For this reason, the Early Church quite correctly believed that this Psalm referred to Jesus. In both of the Gospel lessons for today, we see him, not only triumphantly processing into Jerusalem with the sound of rejoicing…not only being hailed as the King who had come to restore the kingdom of David…but we also see him being surrounded and violently dealt with by “all nations”, both Israel and the Gentiles. So, we who live on the other side of Calvary understand the words, “I shall not die, but live, and declare the works of the Lord”, to refer to our Lord’s death and resurrection. Remember, Jesus referred to himself as the stone which the builders had rejected, a direct quotation from this Psalm.

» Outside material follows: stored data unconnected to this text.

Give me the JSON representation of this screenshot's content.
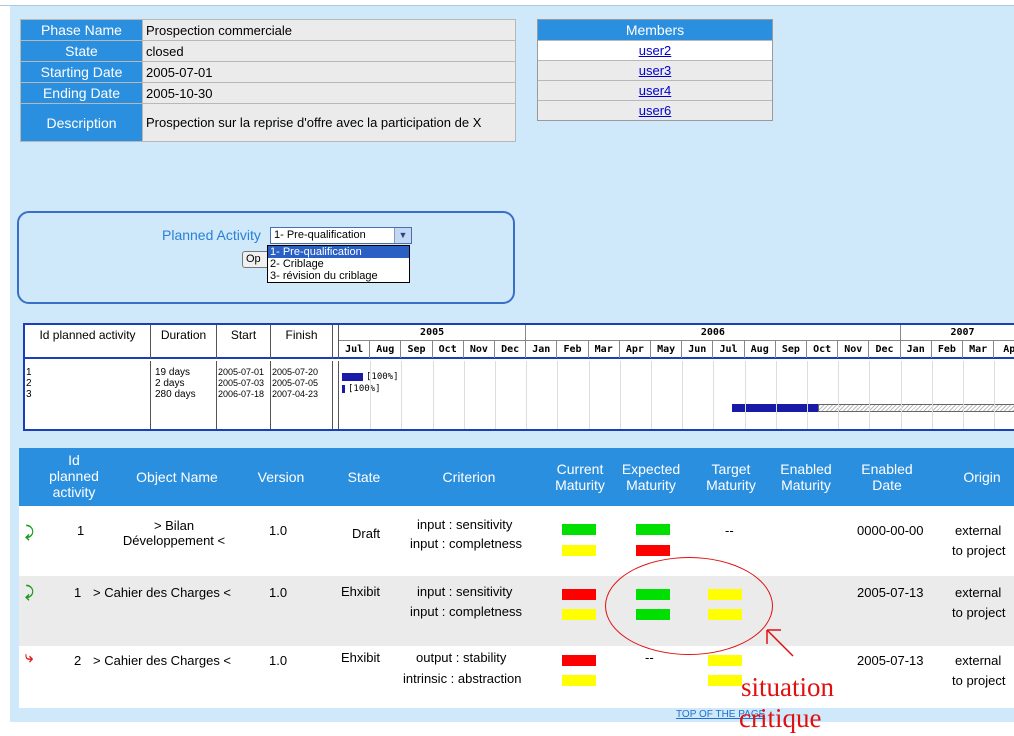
{
  "phase": {
    "rows": [
      {
        "label": "Phase Name",
        "value": "Prospection commerciale"
      },
      {
        "label": "State",
        "value": "closed"
      },
      {
        "label": "Starting Date",
        "value": "2005-07-01"
      },
      {
        "label": "Ending Date",
        "value": "2005-10-30"
      },
      {
        "label": "Description",
        "value": "Prospection sur la reprise d'offre avec la participation de X"
      }
    ]
  },
  "members": {
    "title": "Members",
    "users": [
      "user2",
      "user3",
      "user4",
      "user6"
    ]
  },
  "planned_activity": {
    "label": "Planned Activity",
    "selected": "1- Pre-qualification",
    "button_label": "Op",
    "options": [
      "1- Pre-qualification",
      "2- Criblage",
      "3- révision du criblage"
    ]
  },
  "gantt": {
    "headers": [
      "Id planned activity",
      "Duration",
      "Start",
      "Finish"
    ],
    "years": [
      "2005",
      "2006",
      "2007"
    ],
    "months": [
      "Jul",
      "Aug",
      "Sep",
      "Oct",
      "Nov",
      "Dec",
      "Jan",
      "Feb",
      "Mar",
      "Apr",
      "May",
      "Jun",
      "Jul",
      "Aug",
      "Sep",
      "Oct",
      "Nov",
      "Dec",
      "Jan",
      "Feb",
      "Mar",
      "Ap"
    ],
    "ids": [
      "1",
      "2",
      "3"
    ],
    "durations": [
      "19 days",
      "2 days",
      "280 days"
    ],
    "starts": [
      "2005-07-01",
      "2005-07-03",
      "2006-07-18"
    ],
    "finishes": [
      "2005-07-20",
      "2005-07-05",
      "2007-04-23"
    ],
    "percent_labels": [
      "[100%]",
      "[100%]"
    ]
  },
  "objects": {
    "headers": {
      "id": "Id planned activity",
      "name": "Object Name",
      "version": "Version",
      "state": "State",
      "criterion": "Criterion",
      "current": "Current Maturity",
      "expected": "Expected Maturity",
      "target": "Target Maturity",
      "enabled": "Enabled Maturity",
      "date": "Enabled Date",
      "origin": "Origin"
    },
    "rows": [
      {
        "id": "1",
        "name": "> Bilan Développement <",
        "version": "1.0",
        "state": "Draft",
        "criteria": [
          "input : sensitivity",
          "input : completness"
        ],
        "target_text": "--",
        "expected_text": "",
        "date": "0000-00-00",
        "origin": [
          "external",
          "to project"
        ],
        "arrow_color": "#1a9a1a"
      },
      {
        "id": "1",
        "name": "> Cahier des Charges <",
        "version": "1.0",
        "state": "Ehxibit",
        "criteria": [
          "input : sensitivity",
          "input : completness"
        ],
        "target_text": "",
        "expected_text": "",
        "date": "2005-07-13",
        "origin": [
          "external",
          "to project"
        ],
        "arrow_color": "#1a9a1a"
      },
      {
        "id": "2",
        "name": "> Cahier des Charges <",
        "version": "1.0",
        "state": "Ehxibit",
        "criteria": [
          "output : stability",
          "intrinsic : abstraction"
        ],
        "target_text": "",
        "expected_text": "--",
        "date": "2005-07-13",
        "origin": [
          "external",
          "to project"
        ],
        "arrow_color": "#e02020"
      }
    ],
    "colors": {
      "green": "#00e000",
      "yellow": "#ffff00",
      "red": "#ff0000"
    }
  },
  "footer": {
    "top_link": "TOP OF THE PAGE"
  },
  "annotation": {
    "line1": "situation",
    "line2": "critique"
  }
}
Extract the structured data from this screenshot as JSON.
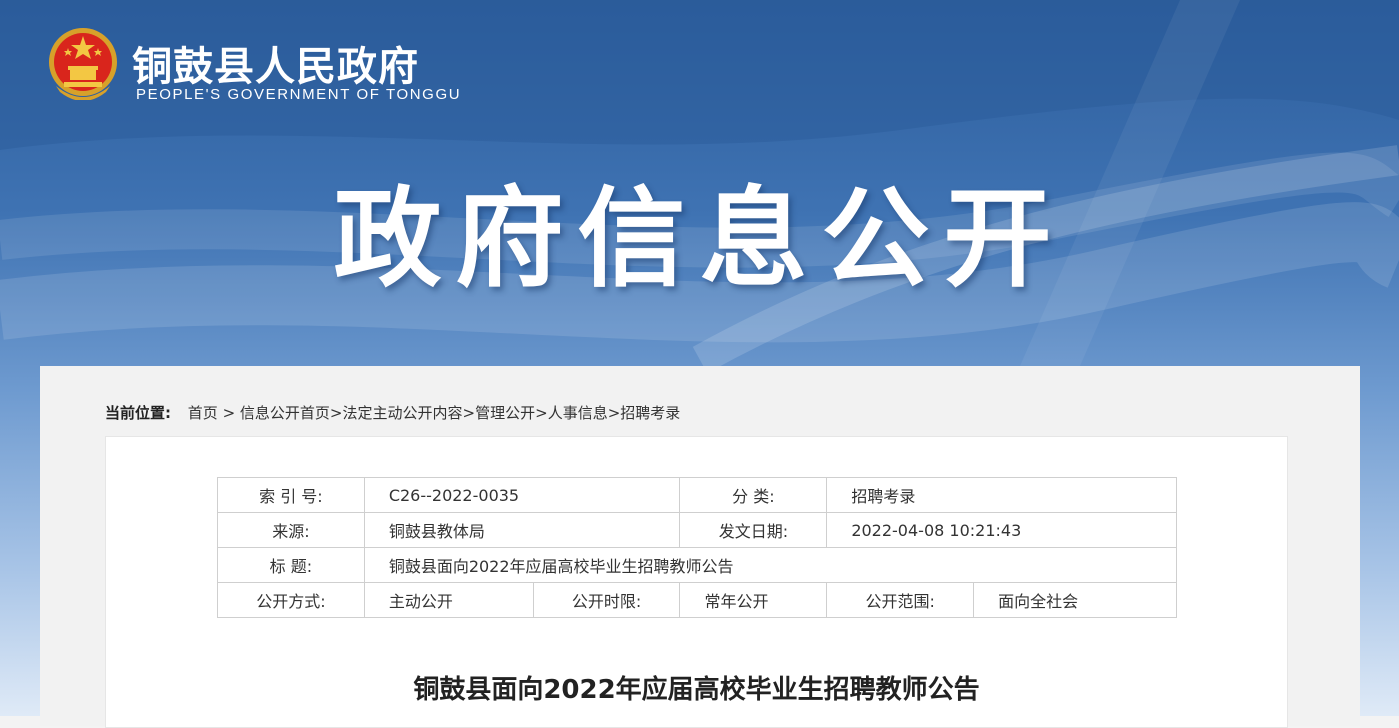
{
  "header": {
    "site_title": "铜鼓县人民政府",
    "site_subtitle": "PEOPLE'S GOVERNMENT OF TONGGU",
    "hero_title": "政府信息公开",
    "emblem_icon": "national-emblem-icon"
  },
  "breadcrumb": {
    "label": "当前位置:",
    "items": [
      "首页",
      "信息公开首页",
      "法定主动公开内容",
      "管理公开",
      "人事信息",
      "招聘考录"
    ],
    "first_sep": " > ",
    "sep": ">"
  },
  "meta": {
    "index_label": "索 引 号:",
    "index_value": "C26--2022-0035",
    "category_label": "分 类:",
    "category_value": "招聘考录",
    "source_label": "来源:",
    "source_value": "铜鼓县教体局",
    "date_label": "发文日期:",
    "date_value": "2022-04-08 10:21:43",
    "title_label": "标 题:",
    "title_value": "铜鼓县面向2022年应届高校毕业生招聘教师公告",
    "method_label": "公开方式:",
    "method_value": "主动公开",
    "period_label": "公开时限:",
    "period_value": "常年公开",
    "scope_label": "公开范围:",
    "scope_value": "面向全社会"
  },
  "document": {
    "title": "铜鼓县面向2022年应届高校毕业生招聘教师公告"
  },
  "colors": {
    "banner_top": "#2c5d9c",
    "banner_bottom": "#dfeaf7",
    "panel_bg": "#f2f2f2"
  }
}
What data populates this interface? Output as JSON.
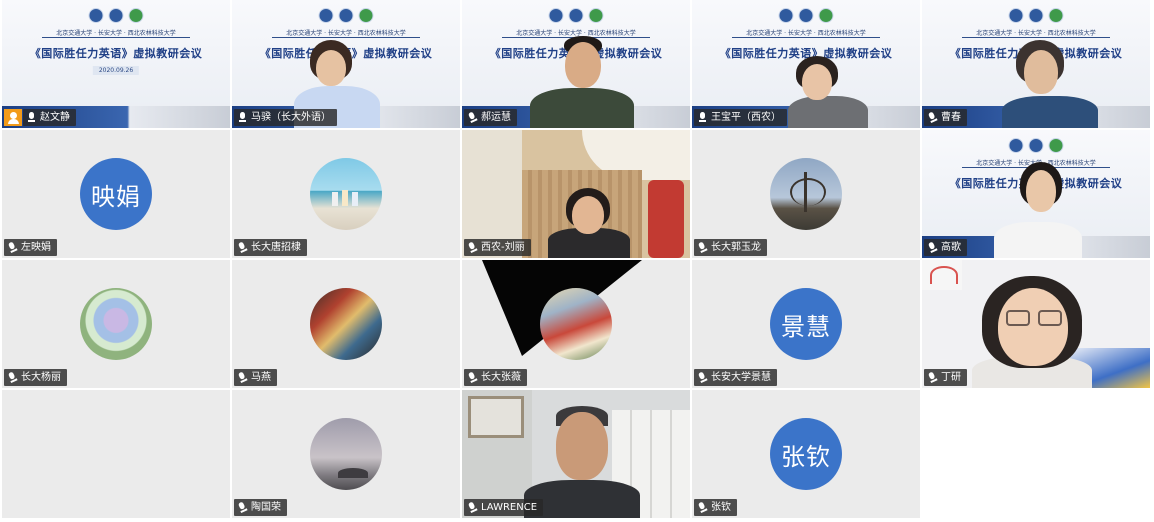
{
  "slide": {
    "universities": "北京交通大学 · 长安大学 · 西北农林科技大学",
    "meeting_title": "《国际胜任力英语》虚拟教研会议",
    "date": "2020.09.26"
  },
  "participants": [
    {
      "name": "赵文静",
      "host": true,
      "mic": "on"
    },
    {
      "name": "马骙（长大外语）",
      "mic": "on",
      "active_speaker": true
    },
    {
      "name": "郝运慧",
      "mic": "muted"
    },
    {
      "name": "王宝平（西农）",
      "mic": "on"
    },
    {
      "name": "曹春",
      "mic": "muted"
    },
    {
      "name": "左映娟",
      "avatar_text": "映娟",
      "mic": "muted"
    },
    {
      "name": "长大唐招棣",
      "mic": "muted"
    },
    {
      "name": "西农-刘丽",
      "mic": "muted"
    },
    {
      "name": "长大郭玉龙",
      "mic": "muted"
    },
    {
      "name": "高歌",
      "mic": "muted"
    },
    {
      "name": "长大杨丽",
      "mic": "muted"
    },
    {
      "name": "马燕",
      "mic": "muted"
    },
    {
      "name": "长大张薇",
      "mic": "muted"
    },
    {
      "name": "长安大学景慧",
      "avatar_text": "景慧",
      "mic": "muted"
    },
    {
      "name": "丁研",
      "mic": "muted"
    },
    {
      "name": "陶国荣",
      "mic": "muted"
    },
    {
      "name": "LAWRENCE",
      "mic": "muted"
    },
    {
      "name": "张钦",
      "avatar_text": "张钦",
      "mic": "muted"
    }
  ],
  "colors": {
    "tile_bg": "#ebebeb",
    "avatar_blue": "#3b74c9",
    "active_outline": "#5fd38a",
    "host_badge": "#f29b1a",
    "slide_navy": "#1f3f86"
  }
}
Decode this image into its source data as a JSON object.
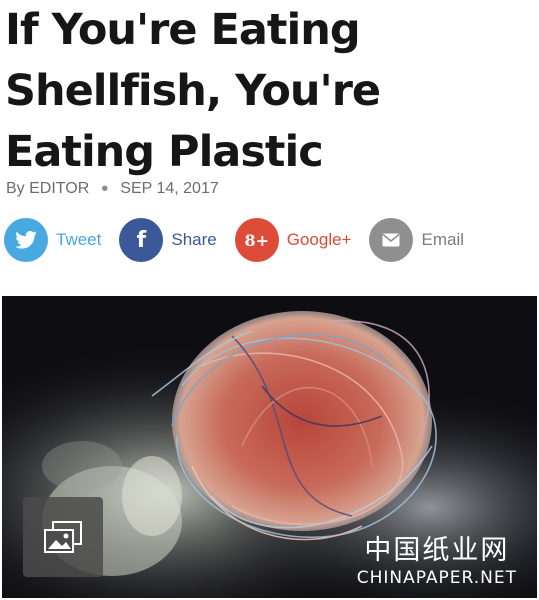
{
  "article": {
    "headline": "If You're Eating Shellfish, You're Eating Plastic",
    "byline": {
      "author": "By EDITOR",
      "separator": "•",
      "date": "SEP 14, 2017"
    }
  },
  "share": [
    {
      "label": "Tweet",
      "icon": "twitter-icon",
      "glyph": "🐦",
      "color": "#48a8e2",
      "text_color": "#48a8e2"
    },
    {
      "label": "Share",
      "icon": "facebook-icon",
      "glyph": "f",
      "color": "#3b5998",
      "text_color": "#3b5998"
    },
    {
      "label": "Google+",
      "icon": "google-plus-icon",
      "glyph": "8+",
      "color": "#dd4b39",
      "text_color": "#dd4b39"
    },
    {
      "label": "Email",
      "icon": "email-icon",
      "glyph": "✉",
      "color": "#8f8f8f",
      "text_color": "#7d7d7d"
    }
  ],
  "photo": {
    "gallery_icon": "image-gallery-icon",
    "watermark_cn": "中国纸业网",
    "watermark_en": "CHINAPAPER.NET"
  },
  "colors": {
    "headline": "#161616",
    "byline": "#6d6d6d",
    "photo_bg": "#0d0d12"
  }
}
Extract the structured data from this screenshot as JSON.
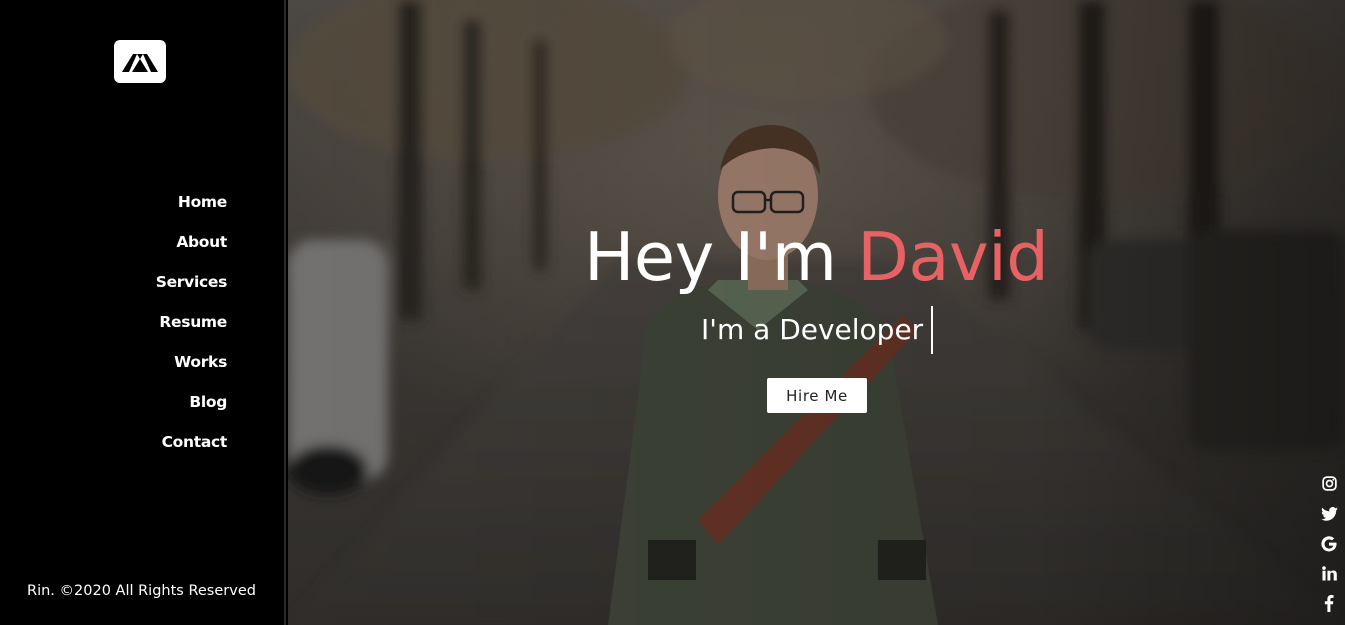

Thus by recording the words of the crowds chanting specifically from Psalm 118, the author of the Gospel attempted to draw our attention to the fact that the life, death, and resurrection of Jesus was the greater fulfillment of what the Exodus and the return from Exile merely pictured. As God was with his people in the Exodus…as God was with his people in the restoration after the Exile…so God was with his people in the cross, reconciling the world to himself through the death of his only Son, our Lord and Savior, Jesus,  the Messiah.

You see, Jesus’ triumphal entry into Jerusalem was the beginning of the end of the greatest slavery of all time – that of our slavery to sin – it was the beginning of the end of the greatest exile of all time – that of our exile from Paradise and from the very source of life, namely God himself. For this reason, the Church traditionally saw fit to use this Psalm, not only in her Palm Sunday celebrations, but also in her Easter Sunday celebrations, as Easter marked the day on which God saved us and sent us prosperity in its true sense. Easter marked the day on which the sacrifice that had been bound with cords to the horns of the altar was shown to have been accepted by God as atonement for the sins of the whole world.

But the Early Church also saw every Sunday (some might even say every day) as a celebration of the resurrection – the day on which God still actively assists believers  in their struggle to live as his delivered people – a day on which he should be rightly praised for his enduring mercy – a day on which he should be thanked for his unmerited pardon and salvation. And so the Ancient Church celebrated the Eucharist…the Great Feast of Thanksgiving…each Lord’s Day (again, some might say every day) as a reminder that God is for us and that he has opened the gates of righteousness for us to enter in and to praise his name for ever.

And so, dearest beloved brethren, each time you approach the Lord’s Table, remember that his mercy does indeed endure forever – that same mercy which he demonstrated to his people in the Exodus – that same mercy which he showed toward his people in the return from Exile – that same mercy is still present today to strengthen and uphold us as we go into his world to proclaim that the long expected King – the Messiah – the Holy One of Israel himself, Jesus the Christ, has indeed come, and that he reigns – even now – as the victorious Lord over all his creation.